Here's something I see tripping up almost every newcomer to AI tools: they either dismiss AI entirely or hand over too much control. The sweet spot? Understanding that AI works best as a research assistant, not a co-author. Think of AI the way you'd think of a tireless librarian or a sharp-eyed colleague who can find patterns in your notes, summarize dense articles, and flag gaps in your reasoning. The moment you start asking AI to write your introduction or develop your main argument, you've crossed a line—and your work starts losing the voice and insight that only you can provide.
The practical difference comes down to this: a research assistant helps you prepare, organize, and think through material, while an author makes creative and intellectual decisions that shape the final product. You might ask AI to summarize a 30-page report down to key points, generate a list of questions your research should answer, or help you see connections between sources you've collected. What you wouldn't do is ask AI to write your thesis statement or craft the narrative arc of your argument. Those choices require your judgment about what matters and why your readers should care.
This distinction also protects something crucial: your own intellectual growth. When you do the writing yourself, even when it's hard, you're actually developing as a thinker and communicator. That struggle to find the right words, to structure an idea clearly—that's where learning happens. AI can accelerate many tasks, but it can't do that part for you without shortchanging your development. The goal isn't to use AI as little as possible; it's to use it wisely so it handles the grunt work while you focus on the work only you can do.

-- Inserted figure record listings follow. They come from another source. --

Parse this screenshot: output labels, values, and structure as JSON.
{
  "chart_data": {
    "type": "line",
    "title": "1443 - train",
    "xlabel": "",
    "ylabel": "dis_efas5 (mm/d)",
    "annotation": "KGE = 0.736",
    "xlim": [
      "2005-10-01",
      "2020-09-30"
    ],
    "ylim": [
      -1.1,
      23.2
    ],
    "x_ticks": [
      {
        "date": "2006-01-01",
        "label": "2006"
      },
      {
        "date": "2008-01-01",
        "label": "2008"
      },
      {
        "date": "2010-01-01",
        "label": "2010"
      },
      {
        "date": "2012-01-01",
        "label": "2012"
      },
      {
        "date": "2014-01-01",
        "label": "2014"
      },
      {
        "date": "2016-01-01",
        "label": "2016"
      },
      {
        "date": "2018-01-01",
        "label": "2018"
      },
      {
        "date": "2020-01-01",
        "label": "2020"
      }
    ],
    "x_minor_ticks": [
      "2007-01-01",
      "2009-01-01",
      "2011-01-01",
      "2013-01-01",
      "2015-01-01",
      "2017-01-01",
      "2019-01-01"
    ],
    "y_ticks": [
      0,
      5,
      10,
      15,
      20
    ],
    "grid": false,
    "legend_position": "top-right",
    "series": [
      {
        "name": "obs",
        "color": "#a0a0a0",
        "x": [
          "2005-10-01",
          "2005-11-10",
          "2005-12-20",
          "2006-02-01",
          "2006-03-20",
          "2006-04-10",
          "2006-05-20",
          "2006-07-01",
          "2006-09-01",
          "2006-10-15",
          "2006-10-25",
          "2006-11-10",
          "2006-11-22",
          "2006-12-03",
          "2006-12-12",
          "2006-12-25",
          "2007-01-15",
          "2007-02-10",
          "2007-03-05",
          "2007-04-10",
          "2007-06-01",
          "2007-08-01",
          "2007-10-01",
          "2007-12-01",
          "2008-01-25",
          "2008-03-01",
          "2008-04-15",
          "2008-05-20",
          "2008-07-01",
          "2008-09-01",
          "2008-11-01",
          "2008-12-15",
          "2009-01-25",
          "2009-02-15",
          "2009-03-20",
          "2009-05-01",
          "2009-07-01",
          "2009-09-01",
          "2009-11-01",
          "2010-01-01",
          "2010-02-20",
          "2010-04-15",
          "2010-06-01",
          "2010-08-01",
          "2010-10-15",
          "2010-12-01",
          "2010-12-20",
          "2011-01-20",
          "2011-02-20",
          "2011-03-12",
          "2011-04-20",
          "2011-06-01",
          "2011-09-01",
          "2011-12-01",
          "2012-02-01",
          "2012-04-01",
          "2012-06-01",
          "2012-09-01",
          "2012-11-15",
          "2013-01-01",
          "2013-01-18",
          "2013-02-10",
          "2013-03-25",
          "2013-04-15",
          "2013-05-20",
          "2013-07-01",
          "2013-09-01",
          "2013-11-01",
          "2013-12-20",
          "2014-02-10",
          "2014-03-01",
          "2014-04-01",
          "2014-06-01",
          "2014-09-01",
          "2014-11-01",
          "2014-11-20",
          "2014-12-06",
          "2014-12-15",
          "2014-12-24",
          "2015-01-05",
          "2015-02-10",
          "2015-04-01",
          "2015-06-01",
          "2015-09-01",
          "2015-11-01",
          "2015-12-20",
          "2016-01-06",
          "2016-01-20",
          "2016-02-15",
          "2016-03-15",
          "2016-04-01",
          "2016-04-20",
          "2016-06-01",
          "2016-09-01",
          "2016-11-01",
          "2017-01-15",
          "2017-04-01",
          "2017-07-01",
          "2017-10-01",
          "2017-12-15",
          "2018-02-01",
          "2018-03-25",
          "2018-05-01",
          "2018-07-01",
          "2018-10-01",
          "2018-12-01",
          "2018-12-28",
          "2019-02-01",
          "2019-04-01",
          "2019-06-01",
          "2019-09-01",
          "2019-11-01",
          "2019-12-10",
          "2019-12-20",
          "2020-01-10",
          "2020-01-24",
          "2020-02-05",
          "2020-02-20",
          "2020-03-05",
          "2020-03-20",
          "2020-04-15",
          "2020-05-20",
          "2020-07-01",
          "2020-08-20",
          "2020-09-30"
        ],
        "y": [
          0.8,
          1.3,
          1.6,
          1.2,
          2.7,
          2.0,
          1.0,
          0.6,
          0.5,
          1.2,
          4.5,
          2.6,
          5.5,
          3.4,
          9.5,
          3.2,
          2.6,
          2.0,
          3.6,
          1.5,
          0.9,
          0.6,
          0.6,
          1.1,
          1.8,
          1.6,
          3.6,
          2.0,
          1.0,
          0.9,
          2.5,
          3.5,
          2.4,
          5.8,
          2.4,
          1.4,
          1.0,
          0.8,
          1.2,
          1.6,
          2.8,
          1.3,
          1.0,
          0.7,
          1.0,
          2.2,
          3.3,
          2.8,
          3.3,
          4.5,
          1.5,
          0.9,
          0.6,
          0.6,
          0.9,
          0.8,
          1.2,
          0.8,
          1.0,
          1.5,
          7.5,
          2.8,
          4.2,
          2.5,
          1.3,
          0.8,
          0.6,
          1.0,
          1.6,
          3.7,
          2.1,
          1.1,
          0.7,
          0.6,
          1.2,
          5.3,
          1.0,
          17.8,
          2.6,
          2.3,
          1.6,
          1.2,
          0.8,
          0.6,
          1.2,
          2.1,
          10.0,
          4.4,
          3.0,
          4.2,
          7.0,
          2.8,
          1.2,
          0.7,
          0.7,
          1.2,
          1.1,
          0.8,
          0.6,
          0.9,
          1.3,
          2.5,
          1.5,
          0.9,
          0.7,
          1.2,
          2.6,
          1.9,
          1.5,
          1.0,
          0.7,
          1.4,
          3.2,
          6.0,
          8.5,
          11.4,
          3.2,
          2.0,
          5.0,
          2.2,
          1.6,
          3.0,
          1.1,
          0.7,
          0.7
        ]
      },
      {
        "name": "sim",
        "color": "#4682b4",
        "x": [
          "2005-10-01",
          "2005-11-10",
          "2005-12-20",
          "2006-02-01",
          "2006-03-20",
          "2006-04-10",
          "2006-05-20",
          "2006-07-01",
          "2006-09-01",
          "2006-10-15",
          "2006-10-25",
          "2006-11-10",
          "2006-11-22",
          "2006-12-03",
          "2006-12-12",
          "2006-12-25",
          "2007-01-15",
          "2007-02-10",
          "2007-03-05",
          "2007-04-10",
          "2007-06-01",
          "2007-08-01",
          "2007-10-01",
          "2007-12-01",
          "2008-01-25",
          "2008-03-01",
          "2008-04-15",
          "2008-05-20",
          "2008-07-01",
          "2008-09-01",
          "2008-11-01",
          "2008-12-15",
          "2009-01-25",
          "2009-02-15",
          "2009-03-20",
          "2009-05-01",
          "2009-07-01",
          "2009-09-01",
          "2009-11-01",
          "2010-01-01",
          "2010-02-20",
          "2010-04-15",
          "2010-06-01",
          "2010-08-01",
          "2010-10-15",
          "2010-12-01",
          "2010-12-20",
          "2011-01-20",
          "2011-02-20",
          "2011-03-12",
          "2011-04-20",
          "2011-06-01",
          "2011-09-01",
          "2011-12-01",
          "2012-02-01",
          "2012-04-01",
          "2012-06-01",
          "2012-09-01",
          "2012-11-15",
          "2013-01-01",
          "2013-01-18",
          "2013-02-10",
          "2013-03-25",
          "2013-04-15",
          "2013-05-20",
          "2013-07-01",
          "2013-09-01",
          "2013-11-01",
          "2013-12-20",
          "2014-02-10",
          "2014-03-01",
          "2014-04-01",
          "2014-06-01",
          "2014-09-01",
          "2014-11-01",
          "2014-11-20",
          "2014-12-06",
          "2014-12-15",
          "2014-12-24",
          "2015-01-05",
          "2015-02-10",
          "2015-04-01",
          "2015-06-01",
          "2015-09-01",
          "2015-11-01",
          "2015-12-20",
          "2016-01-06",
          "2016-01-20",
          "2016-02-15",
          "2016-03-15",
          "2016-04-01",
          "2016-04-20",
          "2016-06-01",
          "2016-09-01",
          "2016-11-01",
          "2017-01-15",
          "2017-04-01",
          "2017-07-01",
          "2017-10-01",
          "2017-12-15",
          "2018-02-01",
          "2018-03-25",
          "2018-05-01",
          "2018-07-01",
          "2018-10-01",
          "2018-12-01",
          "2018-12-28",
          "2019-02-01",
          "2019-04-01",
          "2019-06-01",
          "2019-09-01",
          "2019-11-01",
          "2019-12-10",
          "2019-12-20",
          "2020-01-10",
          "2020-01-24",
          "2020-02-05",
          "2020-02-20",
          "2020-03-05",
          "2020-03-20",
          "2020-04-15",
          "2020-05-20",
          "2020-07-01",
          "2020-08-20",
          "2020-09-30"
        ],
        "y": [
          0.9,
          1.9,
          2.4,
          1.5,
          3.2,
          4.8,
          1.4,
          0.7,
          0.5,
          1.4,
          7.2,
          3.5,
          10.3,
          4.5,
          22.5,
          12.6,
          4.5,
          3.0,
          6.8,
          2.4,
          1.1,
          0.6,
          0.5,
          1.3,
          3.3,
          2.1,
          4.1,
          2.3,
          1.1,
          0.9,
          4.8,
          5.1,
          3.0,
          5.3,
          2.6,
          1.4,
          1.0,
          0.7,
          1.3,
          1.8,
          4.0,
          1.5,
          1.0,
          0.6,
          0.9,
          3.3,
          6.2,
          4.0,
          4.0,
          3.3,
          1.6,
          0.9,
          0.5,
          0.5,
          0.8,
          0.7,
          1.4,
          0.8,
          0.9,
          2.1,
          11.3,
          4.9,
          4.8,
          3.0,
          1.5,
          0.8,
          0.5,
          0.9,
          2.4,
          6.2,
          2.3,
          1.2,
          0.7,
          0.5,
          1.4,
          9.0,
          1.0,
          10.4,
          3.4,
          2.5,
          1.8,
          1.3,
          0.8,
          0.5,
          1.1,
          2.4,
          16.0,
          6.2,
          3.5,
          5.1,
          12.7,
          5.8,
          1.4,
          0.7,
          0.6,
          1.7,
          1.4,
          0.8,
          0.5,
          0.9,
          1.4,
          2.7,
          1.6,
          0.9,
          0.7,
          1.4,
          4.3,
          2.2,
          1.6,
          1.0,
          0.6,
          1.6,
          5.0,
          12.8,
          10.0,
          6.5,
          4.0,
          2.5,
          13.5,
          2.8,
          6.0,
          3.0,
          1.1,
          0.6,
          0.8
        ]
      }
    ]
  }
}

Start by being honest with yourself about what you're delegating. When you open a chat window, ask: am I using this to prepare for my own writing, or am I hoping it will do the writing for me? The first approach makes you stronger. The second creates problems—especially if you're in academia, where your voice and thinking need to be unmistakably yours. Use AI to sharpen your thinking, not replace it. That boundary will serve you well throughout your career.